Sorry - here is the CG report
https://www.modresources.com.au/sites/default/files/research_reports/Canaccord%20-%20DFS%20sets%20the%20scene.pdf
At the turn of the year, the copper price was $2.56/lb; it's now $2.91/lb
MOD has now published its DFS on T3, showing an ore reserve increased by 61% to 34.4 million tons. This gives a $368 million NPV at 8% discount over the 11 life of mine, based on a long-term copper price of $3.08/lb. Not bad for a company with a £60 million MCap. (And remember Wood Mackenzie predicts copper nearer to $4/lb.)

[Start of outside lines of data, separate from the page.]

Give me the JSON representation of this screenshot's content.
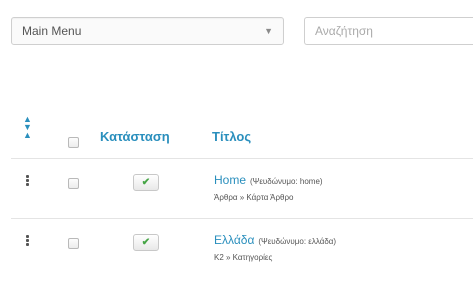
{
  "menu_select": {
    "value": "Main Menu"
  },
  "search": {
    "placeholder": "Αναζήτηση"
  },
  "table": {
    "columns": {
      "status": "Κατάσταση",
      "title": "Τίτλος"
    },
    "rows": [
      {
        "title": "Home",
        "alias": "(Ψευδώνυμο: home)",
        "meta": "Άρθρα » Κάρτα Άρθρο",
        "status": "published"
      },
      {
        "title": "Ελλάδα",
        "alias": "(Ψευδώνυμο: ελλάδα)",
        "meta": "K2 » Κατηγορίες",
        "status": "published"
      }
    ]
  },
  "icons": {
    "sort": "sort-icon",
    "drag": "drag-handle-icon",
    "published": "check-icon",
    "dropdown": "chevron-down-icon"
  },
  "colors": {
    "accent": "#2a8fbd",
    "published": "#46a546"
  }
}
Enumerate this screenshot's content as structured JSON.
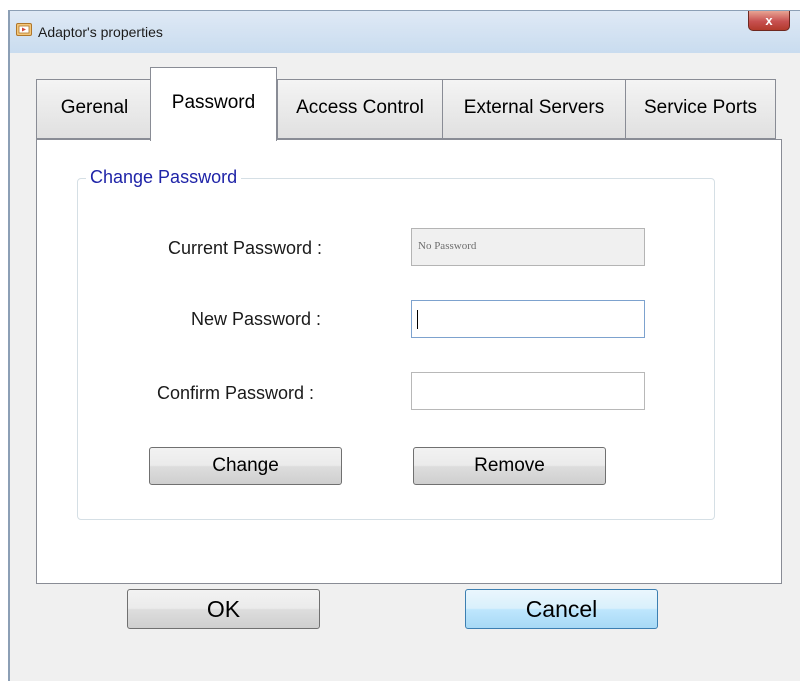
{
  "window": {
    "title": "Adaptor's properties",
    "close_label": "x"
  },
  "tabs": [
    {
      "label": "Gerenal",
      "active": false
    },
    {
      "label": "Password",
      "active": true
    },
    {
      "label": "Access Control",
      "active": false
    },
    {
      "label": "External Servers",
      "active": false
    },
    {
      "label": "Service Ports",
      "active": false
    }
  ],
  "change_password": {
    "legend": "Change Password",
    "current_password": {
      "label": "Current Password :",
      "value": "No Password",
      "enabled": false
    },
    "new_password": {
      "label": "New Password :",
      "value": "",
      "focused": true
    },
    "confirm_password": {
      "label": "Confirm Password :",
      "value": ""
    },
    "change_button": "Change",
    "remove_button": "Remove"
  },
  "footer": {
    "ok_button": "OK",
    "cancel_button": "Cancel"
  },
  "icons": {
    "title_icon": "app-window-icon",
    "close_icon": "close-icon"
  },
  "colors": {
    "legend_text": "#1f24a8",
    "close_button": "#c75050",
    "default_button": "#bee6fd"
  }
}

Soon we'll have the completion of the T3 infill drilling programme, after which MOD will move to drill at its A4 target. Sprott already gives MOD a $50 million exploration value.
On the back of this, Canaccord Genuity (CG) give MOD a price target of A$0.85. Now MOD is a client of CG so they have an interest in this. But their research report - see below - provides a clear rationale for their target.
IF MOD achieved that - e.g. through M&A, through improved Sandfire offer or an approach from another - then that would equate to 2.20p per share for MTR just for MTR's share of MOD (i.e. leaving aside MTR's share of the JV, its interests in KML and many other companies). That's a big if, of course. But that's one of the ways in which MTR's SP can recover significantly and quickly.